Czy to dużo, czy mało?
Trudno powiedzieć.
Do treści operatów rzeczoznawców zgłoszono dwa sprzeciwy, które nie zostały jednak przez sędziego komisarza uwzględnione.
Natomiast w branży „wieść gminna niesie”, że wartość jest jednak przeszacowana, bo nie uwzględnia zmiany technologii budowy fundamentów wież wiatrowych.
Z drugiej strony, co również widać na rynku, po wejściu w życie ustawy dot. budowy morskich farm wiatrowych, branża odetchnęła z ulgą i rozpoczął się wyraźniejszy ruch mający na celu optymalną organizację budowy i łańcucha dostaw. W konsekwencji zainteresowanie przedsiębiorstwem z lokalizowanym w Szczecinie (z uwzględnieniem wszystkich jego plusów i minusów) jest coraz większe.
Warunkiem uczestnictwa w przetargu jest złożenie pisemnej oferty w terminie do dnia 10 marca 2021 r. do godziny 14.00 (wraz z wpłatą wadium, bagatela: 23.000.000 zł).
Praktyka upadłościowa jest taka, że w przypadku nieskutecznego przetargu można ogłosić kolejny, za cenę odpowiednio niższą.
Pozostaje pytanie, jaka rzeczywiście będzie cena rynkowa tego przedsiębiorstwa.
Zobaczymy…
LISTA WIERZYCIELI ST3 OFFSHORE
Wierzycieli można podzielić na 4 grupy:
- 400 kontrahentów na łączną kwotę wierzytelności około 55.000.000 zł;
- spółki Grupy Mars (współwłaściciela upadłej) – łączna wierzytelność nieco niższa, ale też w granicach 50.000.000 zł (kwestionowany jest jednak w tym przypadku tytuł prawny tych wierzytelności, którymi miały być pożyczki, unieważnione przez sędziego komisarza w grudniu 2019 r. – osobiście opowiadam się właśnie za takim rozstrzygnięciem, a to sprawia, że spółki Grupy Mars nie będą uprzywilejowanymi wierzycielami i staną w jednej linii z pozostałymi);
- częściowy zwrot dotacji (w kwocie ponad 40.000.000 zł) z uwagi na brak trwałości projektu unijnego (ostatecznie kwota ta jest niższa od prognozowanej, uwzględnia proporcjonalny czas trwania projektu);
- koszty postępowania upadłościowego i wierzytelności pracownicze – 15.000.000 zł.
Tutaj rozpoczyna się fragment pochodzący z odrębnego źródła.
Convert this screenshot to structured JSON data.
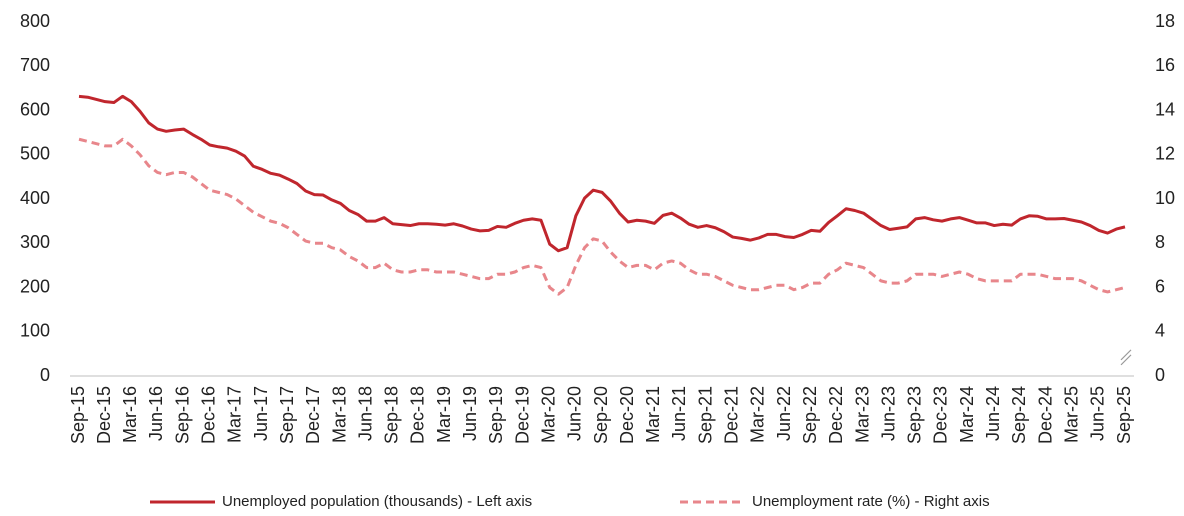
{
  "chart_data": {
    "type": "line",
    "categories": [
      "Sep-15",
      null,
      null,
      "Dec-15",
      null,
      null,
      "Mar-16",
      null,
      null,
      "Jun-16",
      null,
      null,
      "Sep-16",
      null,
      null,
      "Dec-16",
      null,
      null,
      "Mar-17",
      null,
      null,
      "Jun-17",
      null,
      null,
      "Sep-17",
      null,
      null,
      "Dec-17",
      null,
      null,
      "Mar-18",
      null,
      null,
      "Jun-18",
      null,
      null,
      "Sep-18",
      null,
      null,
      "Dec-18",
      null,
      null,
      "Mar-19",
      null,
      null,
      "Jun-19",
      null,
      null,
      "Sep-19",
      null,
      null,
      "Dec-19",
      null,
      null,
      "Mar-20",
      null,
      null,
      "Jun-20",
      null,
      null,
      "Sep-20",
      null,
      null,
      "Dec-20",
      null,
      null,
      "Mar-21",
      null,
      null,
      "Jun-21",
      null,
      null,
      "Sep-21",
      null,
      null,
      "Dec-21",
      null,
      null,
      "Mar-22",
      null,
      null,
      "Jun-22",
      null,
      null,
      "Sep-22",
      null,
      null,
      "Dec-22",
      null,
      null,
      "Mar-23",
      null,
      null,
      "Jun-23",
      null,
      null,
      "Sep-23",
      null,
      null,
      "Dec-23",
      null,
      null,
      "Mar-24",
      null,
      null,
      "Jun-24",
      null,
      null,
      "Sep-24",
      null,
      null,
      "Dec-24",
      null,
      null,
      "Mar-25",
      null,
      null,
      "Jun-25",
      null,
      null,
      "Sep-25"
    ],
    "series": [
      {
        "name": "Unemployed population (thousands) - Left axis",
        "color": "#c0262d",
        "dash": false,
        "values": [
          632,
          630,
          625,
          620,
          618,
          632,
          620,
          598,
          572,
          558,
          553,
          556,
          558,
          546,
          535,
          522,
          518,
          515,
          508,
          497,
          474,
          467,
          458,
          454,
          445,
          435,
          418,
          410,
          409,
          398,
          390,
          374,
          365,
          350,
          350,
          358,
          344,
          342,
          340,
          344,
          344,
          343,
          341,
          344,
          339,
          332,
          328,
          329,
          338,
          336,
          345,
          352,
          355,
          352,
          298,
          283,
          290,
          362,
          402,
          420,
          415,
          395,
          368,
          348,
          352,
          350,
          345,
          363,
          368,
          357,
          343,
          336,
          340,
          335,
          326,
          314,
          311,
          307,
          312,
          320,
          320,
          315,
          313,
          320,
          329,
          327,
          347,
          362,
          378,
          374,
          368,
          354,
          340,
          331,
          334,
          337,
          355,
          358,
          353,
          350,
          355,
          358,
          352,
          346,
          346,
          340,
          343,
          341,
          355,
          362,
          361,
          355,
          355,
          356,
          352,
          348,
          340,
          329,
          323,
          332,
          337
        ]
      },
      {
        "name": "Unemployment rate (%) - Right axis",
        "color": "#e8868b",
        "dash": true,
        "axis": "y2",
        "values": [
          12.7,
          12.6,
          12.5,
          12.4,
          12.4,
          12.7,
          12.4,
          12.0,
          11.5,
          11.2,
          11.1,
          11.2,
          11.2,
          11.0,
          10.7,
          10.4,
          10.3,
          10.2,
          10.0,
          9.7,
          9.4,
          9.2,
          9.0,
          8.9,
          8.7,
          8.4,
          8.1,
          8.0,
          8.0,
          7.8,
          7.7,
          7.4,
          7.2,
          6.9,
          6.9,
          7.1,
          6.8,
          6.7,
          6.7,
          6.8,
          6.8,
          6.7,
          6.7,
          6.7,
          6.6,
          6.5,
          6.4,
          6.4,
          6.6,
          6.6,
          6.7,
          6.9,
          7.0,
          6.9,
          6.0,
          5.7,
          6.0,
          7.0,
          7.8,
          8.2,
          8.1,
          7.6,
          7.2,
          6.9,
          7.0,
          7.0,
          6.8,
          7.1,
          7.2,
          7.1,
          6.8,
          6.6,
          6.6,
          6.5,
          6.3,
          6.1,
          6.0,
          5.9,
          5.9,
          6.0,
          6.1,
          6.1,
          5.9,
          6.0,
          6.2,
          6.2,
          6.6,
          6.8,
          7.1,
          7.0,
          6.9,
          6.6,
          6.3,
          6.2,
          6.2,
          6.3,
          6.6,
          6.6,
          6.6,
          6.5,
          6.6,
          6.7,
          6.6,
          6.4,
          6.3,
          6.3,
          6.3,
          6.3,
          6.6,
          6.6,
          6.6,
          6.5,
          6.4,
          6.4,
          6.4,
          6.3,
          6.1,
          5.9,
          5.8,
          5.9,
          6.0
        ]
      }
    ],
    "ylim": [
      0,
      800
    ],
    "yticks": [
      0,
      100,
      200,
      300,
      400,
      500,
      600,
      700,
      800
    ],
    "y2lim": [
      0,
      18
    ],
    "y2ticks": [
      0,
      4,
      6,
      8,
      10,
      12,
      14,
      16,
      18
    ],
    "y2_axis_break": true,
    "grid": false,
    "legend": "bottom"
  }
}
Wartości te nie uwzględniają należności ubocznych (w tym odsetek) i oczywiście mają wstępny charakter.
Czekamy bowiem nadal na oficjalne zatwierdzenie listy wierzytelności.
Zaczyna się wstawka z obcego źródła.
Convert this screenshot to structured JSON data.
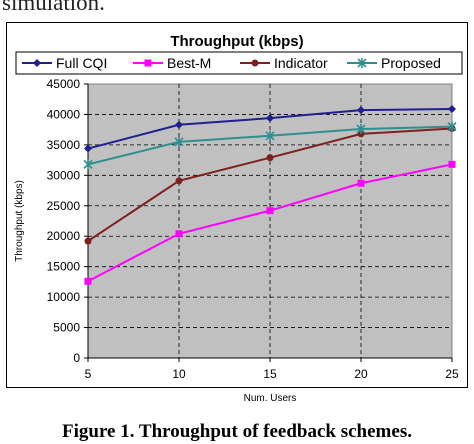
{
  "page": {
    "top_text": "simulation.",
    "caption": "Figure 1. Throughput of feedback schemes."
  },
  "chart_data": {
    "type": "line",
    "title": "Throughput (kbps)",
    "xlabel": "Num. Users",
    "ylabel": "Throughput (kbps)",
    "x": [
      5,
      10,
      15,
      20,
      25
    ],
    "x_ticks": [
      "5",
      "10",
      "15",
      "20",
      "25"
    ],
    "ylim": [
      0,
      45000
    ],
    "y_ticks": [
      "0",
      "5000",
      "10000",
      "15000",
      "20000",
      "25000",
      "30000",
      "35000",
      "40000",
      "45000"
    ],
    "grid": true,
    "legend_position": "top",
    "plot_background": "#c0c0c0",
    "series": [
      {
        "name": "Full CQI",
        "values": [
          34400,
          38300,
          39400,
          40700,
          40900
        ],
        "color": "#1f1f8f",
        "marker": "diamond"
      },
      {
        "name": "Best-M",
        "values": [
          12600,
          20400,
          24200,
          28700,
          31800
        ],
        "color": "#ff00ff",
        "marker": "square"
      },
      {
        "name": "Indicator",
        "values": [
          19200,
          29100,
          32900,
          36800,
          37700
        ],
        "color": "#7f1f1f",
        "marker": "circle"
      },
      {
        "name": "Proposed",
        "values": [
          31800,
          35500,
          36500,
          37600,
          38000
        ],
        "color": "#2f8f8f",
        "marker": "star"
      }
    ]
  }
}
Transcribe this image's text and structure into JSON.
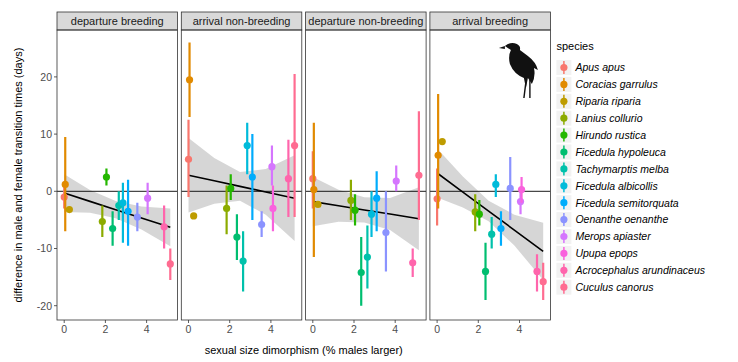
{
  "chart_data": {
    "type": "scatter",
    "x_label": "sexual size dimorphism (% males larger)",
    "y_label": "difference in male and female transition times (days)",
    "legend_title": "species",
    "legend": "right",
    "grid": false,
    "xlim": [
      -0.35,
      5.5
    ],
    "ylim": [
      -22.5,
      28.2
    ],
    "xticks": [
      0,
      2,
      4
    ],
    "yticks": [
      -20,
      -10,
      0,
      10,
      20
    ],
    "reference_line": 0,
    "facets": [
      "departure breeding",
      "arrival non-breeding",
      "departure non-breeding",
      "arrival breeding"
    ],
    "series": [
      {
        "name": "Apus apus",
        "color": "#F8766D",
        "x": 0.0,
        "values": [
          -1,
          5.6,
          2.2,
          -1.3
        ],
        "lower": [
          -3,
          -1,
          -3,
          -6
        ],
        "upper": [
          1,
          12.5,
          7,
          4
        ]
      },
      {
        "name": "Coracias garrulus",
        "color": "#E18A00",
        "x": 0.05,
        "values": [
          1.2,
          19.5,
          0.3,
          6.3
        ],
        "lower": [
          -7,
          13,
          -11.5,
          -3
        ],
        "upper": [
          9.5,
          26,
          12,
          17
        ]
      },
      {
        "name": "Riparia riparia",
        "color": "#BE9C00",
        "x": 0.25,
        "values": [
          -3.2,
          -4.3,
          -2.3,
          8.7
        ],
        "lower": [
          null,
          null,
          null,
          null
        ],
        "upper": [
          null,
          null,
          null,
          null
        ]
      },
      {
        "name": "Lanius collurio",
        "color": "#8CAB00",
        "x": 1.85,
        "values": [
          -5.3,
          -3.0,
          -1.6,
          -3.6
        ],
        "lower": [
          -8,
          -7.5,
          -5,
          -7
        ],
        "upper": [
          -2.5,
          1,
          2,
          -0.5
        ]
      },
      {
        "name": "Hirundo rustica",
        "color": "#24B700",
        "x": 2.05,
        "values": [
          2.5,
          0.5,
          -3.3,
          -4
        ],
        "lower": [
          1,
          -1.5,
          -6,
          -6
        ],
        "upper": [
          4,
          3,
          -0.5,
          -1.5
        ]
      },
      {
        "name": "Ficedula hypoleuca",
        "color": "#00BE70",
        "x": 2.35,
        "values": [
          -6.5,
          -8,
          -14.2,
          -14
        ],
        "lower": [
          -9.5,
          -12,
          -20,
          -19
        ],
        "upper": [
          -3.5,
          -4,
          -8,
          -9
        ]
      },
      {
        "name": "Tachymarptis melba",
        "color": "#00C1AB",
        "x": 2.65,
        "values": [
          -2.5,
          -12.2,
          -11.5,
          -7.5
        ],
        "lower": [
          -5,
          -17.5,
          -17,
          -10
        ],
        "upper": [
          0,
          -7,
          -6,
          -4.5
        ]
      },
      {
        "name": "Ficedula albicollis",
        "color": "#00BBDA",
        "x": 2.85,
        "values": [
          -2.0,
          8,
          -4,
          1.2
        ],
        "lower": [
          -9,
          3,
          -8,
          -1
        ],
        "upper": [
          1.5,
          12,
          0,
          3
        ]
      },
      {
        "name": "Ficedula semitorquata",
        "color": "#00ACFC",
        "x": 3.1,
        "values": [
          -3.5,
          2.5,
          -1.2,
          -6.5
        ],
        "lower": [
          -9.5,
          -5,
          -7,
          -9.5
        ],
        "upper": [
          2,
          10,
          3.5,
          -3.5
        ]
      },
      {
        "name": "Oenanthe oenanthe",
        "color": "#8B93FF",
        "x": 3.55,
        "values": [
          -4.5,
          -5.8,
          -7.2,
          0.5
        ],
        "lower": [
          -7,
          -8,
          -14,
          -5
        ],
        "upper": [
          -2,
          -3.5,
          0,
          6
        ]
      },
      {
        "name": "Merops apiaster",
        "color": "#D575FE",
        "x": 4.05,
        "values": [
          -1.2,
          4.3,
          1.8,
          -1.8
        ],
        "lower": [
          -4,
          1,
          0,
          -4
        ],
        "upper": [
          1.5,
          8,
          4.5,
          0.5
        ]
      },
      {
        "name": "Upupa epops",
        "color": "#F962DD",
        "x": 4.1,
        "values": [
          null,
          -3.0,
          null,
          0.3
        ],
        "lower": [
          null,
          -7,
          null,
          -2
        ],
        "upper": [
          null,
          1,
          null,
          2.5
        ]
      },
      {
        "name": "Acrocephalus arundinaceus",
        "color": "#FF65AC",
        "x": 4.85,
        "values": [
          -6.2,
          2.2,
          -12.5,
          -14
        ],
        "lower": [
          -10,
          -4.5,
          -15,
          -17.5
        ],
        "upper": [
          -2.5,
          9,
          -10,
          -11
        ]
      },
      {
        "name": "Cuculus canorus",
        "color": "#FF6C91",
        "x": 5.15,
        "values": [
          -12.7,
          8,
          2.8,
          -15.8
        ],
        "lower": [
          -15.5,
          -4.5,
          -5,
          -19
        ],
        "upper": [
          -10,
          20.5,
          14,
          -12.5
        ]
      }
    ],
    "fits": [
      {
        "x": [
          0,
          1.25,
          2.5,
          3.75,
          5.15
        ],
        "values": [
          -0.3,
          -1.76,
          -3.21,
          -4.67,
          -6.3
        ],
        "lower": [
          -3.6,
          -3.76,
          -4.71,
          -6.67,
          -9.6
        ],
        "upper": [
          3.0,
          0.24,
          -1.71,
          -2.67,
          -3.0
        ]
      },
      {
        "x": [
          0,
          1.25,
          2.5,
          3.75,
          5.15
        ],
        "values": [
          2.8,
          1.83,
          0.86,
          -0.11,
          -1.2
        ],
        "lower": [
          -3.7,
          -2.17,
          -1.64,
          -4.11,
          -8.7
        ],
        "upper": [
          9.3,
          5.83,
          3.36,
          3.89,
          6.3
        ]
      },
      {
        "x": [
          0,
          1.25,
          2.5,
          3.75,
          5.15
        ],
        "values": [
          -1.8,
          -2.53,
          -3.26,
          -3.98,
          -4.8
        ],
        "lower": [
          -6.1,
          -5.33,
          -5.46,
          -6.78,
          -10.3
        ],
        "upper": [
          2.5,
          0.27,
          -1.06,
          -1.18,
          0.7
        ]
      },
      {
        "x": [
          0,
          1.25,
          2.5,
          3.75,
          5.15
        ],
        "values": [
          3.2,
          -0.13,
          -3.45,
          -6.78,
          -10.5
        ],
        "lower": [
          -1.1,
          -2.83,
          -5.25,
          -9.48,
          -15.5
        ],
        "upper": [
          7.5,
          2.57,
          -1.65,
          -4.08,
          -5.5
        ]
      }
    ]
  }
}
Dopiero wtedy będzie znana łączna wartość roszczeń oraz kolejność ich spłacania.
Wydaje się jednak, sumując ww. kwoty do poziomu ok. 160.000.000 zł, że patrząc na cenę wywoławczą sprzedaży upadłego przedsiębiorstwa, nawet przy uwzględnieniu możliwego jej obniżenia, mimo wszystko pojawia się duża szansa na zaspokojenie większej części wierzytelności.
O odsetkach raczej można pomarzyć, ale na zwrotną płatność należności głównej w przypadku każdego wierzyciela jest duża szansa.
Wynika to przede wszystkim z faktu, że przedsiębiorstwo nie było obciążone w chwili powstania problemów finansowych kredytami bankowymi (w konsekwencji – nieruchomości nie są obciążone skutecznymi hipotekami), a przy tym ma jednak nadal spory majątek.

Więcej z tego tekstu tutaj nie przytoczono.